Konten dan konteks pidato Macron, seolah disertasi 4 mahasiswa S3 dari ilmu politik, agama, sosiologi dan antropologi. Resume dari sebagian sengkarut dunia (dunia yang hendak berbalik arah ke jaman batu), ketika masing-masing secara perlahan, lebih memainkan politik identitas. Kita tunggu, apa hasil pilpres sela di AS. Biden atau Trump yang menang. Kalau Trump menang, itulah penanda politik identitas sebagai kecenderungan dunia. Bukan hanya di Indonesia.

Tanpa harus mengubah struktur kalimat, jika kata Republik atau Prancis diubah menjadi Indonesia, tak lebih-tak kurang teks pidato itu sangat Indonesia sekali.
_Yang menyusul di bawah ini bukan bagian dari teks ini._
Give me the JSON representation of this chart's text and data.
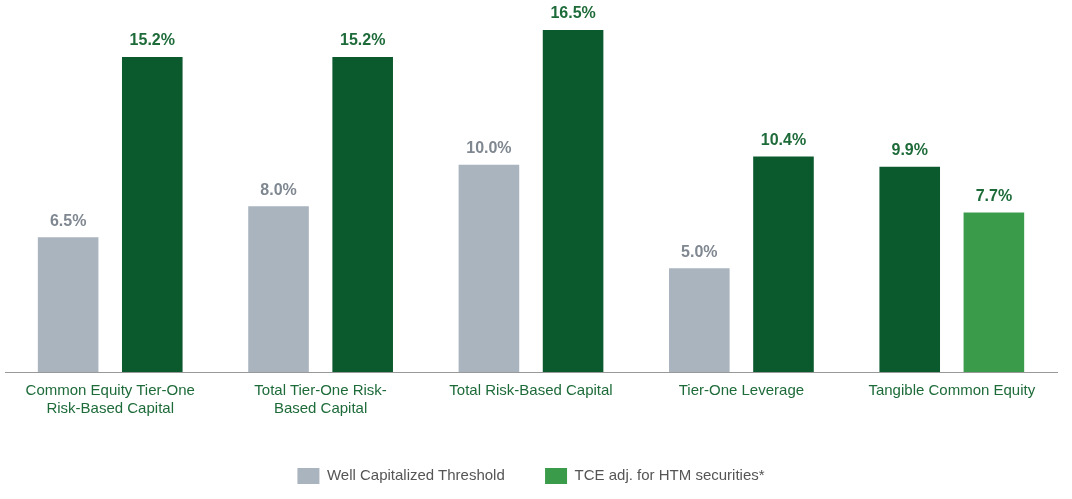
{
  "chart_data": {
    "type": "bar",
    "categories": [
      "Common Equity Tier-One Risk-Based Capital",
      "Total Tier-One Risk-Based Capital",
      "Total Risk-Based Capital",
      "Tier-One Leverage",
      "Tangible Common Equity"
    ],
    "series": [
      {
        "name": "Well Capitalized Threshold",
        "color": "#a9b4bf",
        "values": [
          6.5,
          8.0,
          10.0,
          5.0,
          null
        ],
        "value_labels": [
          "6.5%",
          "8.0%",
          "10.0%",
          "5.0%",
          null
        ]
      },
      {
        "color": "#0b5a2e",
        "values": [
          15.2,
          15.2,
          16.5,
          10.4,
          9.9
        ],
        "value_labels": [
          "15.2%",
          "15.2%",
          "16.5%",
          "10.4%",
          "9.9%"
        ]
      },
      {
        "name": "TCE adj. for HTM securities*",
        "color": "#3a9c4a",
        "values": [
          null,
          null,
          null,
          null,
          7.7
        ],
        "value_labels": [
          null,
          null,
          null,
          null,
          "7.7%"
        ]
      }
    ],
    "ylim": [
      0,
      16.5
    ],
    "tick_labels": "x",
    "legend": "bottom"
  }
}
Karena itu, pernyataan Erdogan, Mahathir Mohammad, juga Jokowi, dan beberapa penanggap, dengan sepenuh maaf, menjadi kontrakdiktif. Mestinya, jika mereka ingin menebarkan toleransi, demikianlah juga yang kudu dipikirkan, dinyatakan, dan disikapi. Bukannya protes.

Keprihatinan Macron, sebuah pengamatan yang komprehensif, mengenai sebab-sebab dan akibat-akibat, serta bagaimana mengatasi yang disebut sektarianisme dan radikalisme. Apakah di KSP sudah kesusupan kadrun juga? Ketularan sektarian juga?

Jika kek gitu disebut taktik melingkar, sejak kapan Jokowi main politik tricky kayak gitu? Tapi, ya wislah sakarepmu. Pilpres 2024 saya nggak akan milih Jokowi lagi! Apalagi nggak ada hubungannya dengan French Kiss.